Pain, New Ideas and Potential Remedies

New research suggests that targeting the OLAM compounds that activate pain receptors may block pain at its root.

Researchers have discovered a vital piece of the puzzle of the body’s pain mechanism. They say that having done so will help the medical community devise effective, non-addictive drugs to treat acute and chronic pain.

The key: chili peppers. Kenneth Hargreaves and his team at the University of Texas Health Sciences Center in San Antonio focused on the TRPV1 receptor, which is the same receptor that responds to capsaicin, the ingredient in hot chilies that gives them their “burn.” They already knew that TRPV1 is activated during the regular pain response, and wanted to learn more about how the receptor functions during this reaction.

The team is already working on new classes of drugs that could treat pain at its root – and target the OLAMs themselves, rather than the central nervous system.

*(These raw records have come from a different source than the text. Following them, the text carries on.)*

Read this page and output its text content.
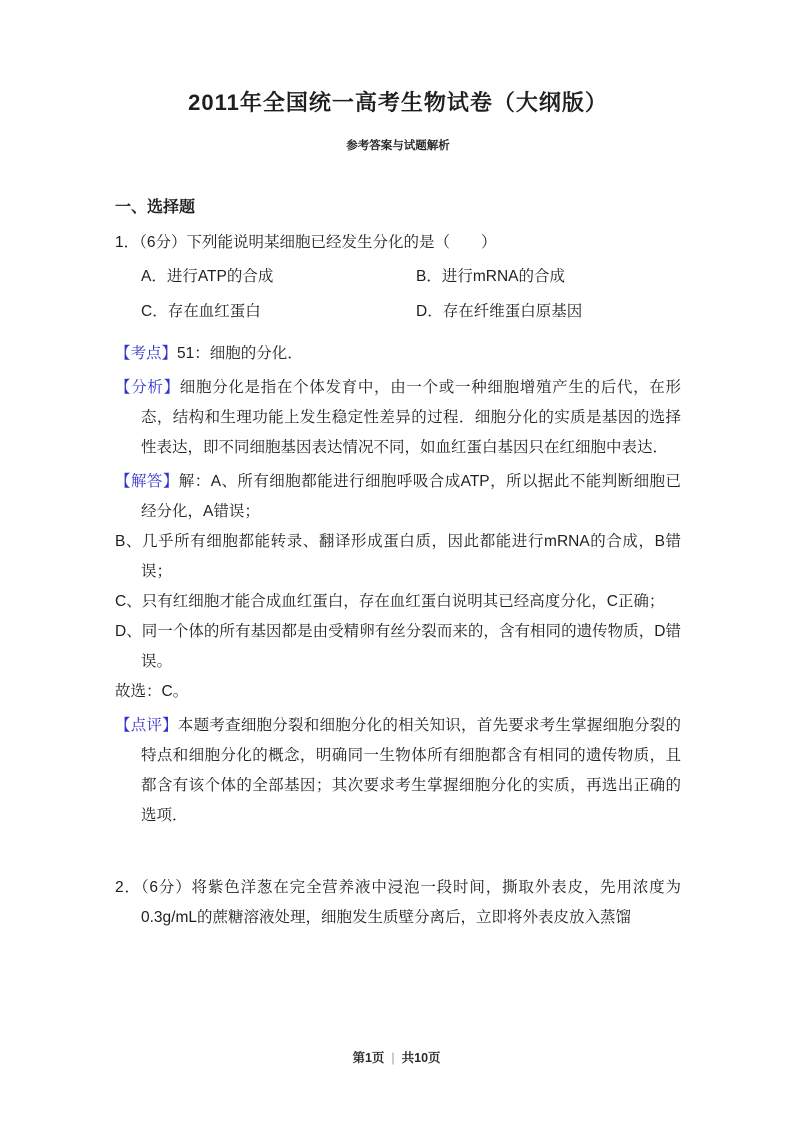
2011年全国统一高考生物试卷（大纲版）
参考答案与试题解析
一、选择题
1．（6分）下列能说明某细胞已经发生分化的是（　　）
A．进行ATP的合成	B．进行mRNA的合成
C．存在血红蛋白	D．存在纤维蛋白原基因
【考点】51：细胞的分化．
【分析】细胞分化是指在个体发育中，由一个或一种细胞增殖产生的后代，在形态，结构和生理功能上发生稳定性差异的过程．细胞分化的实质是基因的选择性表达，即不同细胞基因表达情况不同，如血红蛋白基因只在红细胞中表达．
【解答】解：A、所有细胞都能进行细胞呼吸合成ATP，所以据此不能判断细胞已经分化，A错误；
B、几乎所有细胞都能转录、翻译形成蛋白质，因此都能进行mRNA的合成，B错误；
C、只有红细胞才能合成血红蛋白，存在血红蛋白说明其已经高度分化，C正确；
D、同一个体的所有基因都是由受精卵有丝分裂而来的，含有相同的遗传物质，D错误。
故选：C。
【点评】本题考查细胞分裂和细胞分化的相关知识，首先要求考生掌握细胞分裂的特点和细胞分化的概念，明确同一生物体所有细胞都含有相同的遗传物质，且都含有该个体的全部基因；其次要求考生掌握细胞分化的实质，再选出正确的选项．
2．（6分）将紫色洋葱在完全营养液中浸泡一段时间，撕取外表皮，先用浓度为0.3g/mL的蔗糖溶液处理，细胞发生质壁分离后，立即将外表皮放入蒸馏
第1页 | 共10页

The researchers took skin flaps from mice and heated them to 43° C, which is the temperature at which humans begin to feel pain. They then applied the fluids they collected from these sample to mice who were either normal or to those who lacked the TRPV1 gene (knock-outs). Hargreaves says that the pain cells of the normal mice were incredibly active after application of these heat-induced fluids, but the pain cells of the knock-out mice did not show this kind of activity.

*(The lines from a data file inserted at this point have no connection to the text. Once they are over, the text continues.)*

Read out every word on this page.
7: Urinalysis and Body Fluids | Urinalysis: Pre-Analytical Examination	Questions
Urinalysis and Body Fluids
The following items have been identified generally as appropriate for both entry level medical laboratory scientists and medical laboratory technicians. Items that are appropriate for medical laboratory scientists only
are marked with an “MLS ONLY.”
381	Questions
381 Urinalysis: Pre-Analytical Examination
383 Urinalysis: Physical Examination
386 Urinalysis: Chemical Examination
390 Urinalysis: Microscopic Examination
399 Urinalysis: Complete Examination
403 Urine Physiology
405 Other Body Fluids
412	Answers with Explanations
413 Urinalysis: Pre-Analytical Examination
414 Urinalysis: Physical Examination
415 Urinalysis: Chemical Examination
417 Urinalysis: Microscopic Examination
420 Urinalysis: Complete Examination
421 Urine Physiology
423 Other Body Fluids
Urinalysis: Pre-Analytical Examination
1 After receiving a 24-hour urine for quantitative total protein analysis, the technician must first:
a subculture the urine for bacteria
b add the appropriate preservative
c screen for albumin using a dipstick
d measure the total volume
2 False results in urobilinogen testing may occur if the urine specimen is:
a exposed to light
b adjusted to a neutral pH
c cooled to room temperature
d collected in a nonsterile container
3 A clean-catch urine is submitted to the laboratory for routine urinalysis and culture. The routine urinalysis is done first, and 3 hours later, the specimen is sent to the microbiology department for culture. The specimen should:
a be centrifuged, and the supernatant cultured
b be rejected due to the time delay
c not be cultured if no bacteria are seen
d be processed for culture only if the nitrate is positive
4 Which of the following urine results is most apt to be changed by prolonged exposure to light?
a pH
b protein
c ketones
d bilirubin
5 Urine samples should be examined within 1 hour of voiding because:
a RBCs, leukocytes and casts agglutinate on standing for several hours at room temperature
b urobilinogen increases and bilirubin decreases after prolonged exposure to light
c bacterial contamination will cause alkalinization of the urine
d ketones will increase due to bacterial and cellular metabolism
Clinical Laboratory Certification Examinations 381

The researchers found that the body is producing a set of endogenous compounds, similar to capsaicin, that activate the TRPV1 receptor during the pain response. These compounds turned out to be the family of fatty acids called oxidized linoleic acid metabolites (OLAMs).

Hargreaves says that the work is “a major breakthrough in understanding the mechanisms of pain and how to more effectively treat it.” The team is already working on new classes of drugs that could treat pain at its root – and target the OLAMs themselves, rather than the central nervous system. He adds that the study’s results “[suggest] that agents blocking either the production or action of these substances could lead to new therapies and pharmacological interventions for various inflammatory diseases and pain disorders such as arthritis, fibromyalgia and others, including pain associated with cancer.”

As new drugs are designed in the light of the study’s findings, Hargreaves also believes that it is possible that the issues of “addiction and dependency to pain medications” might be avoided altogether.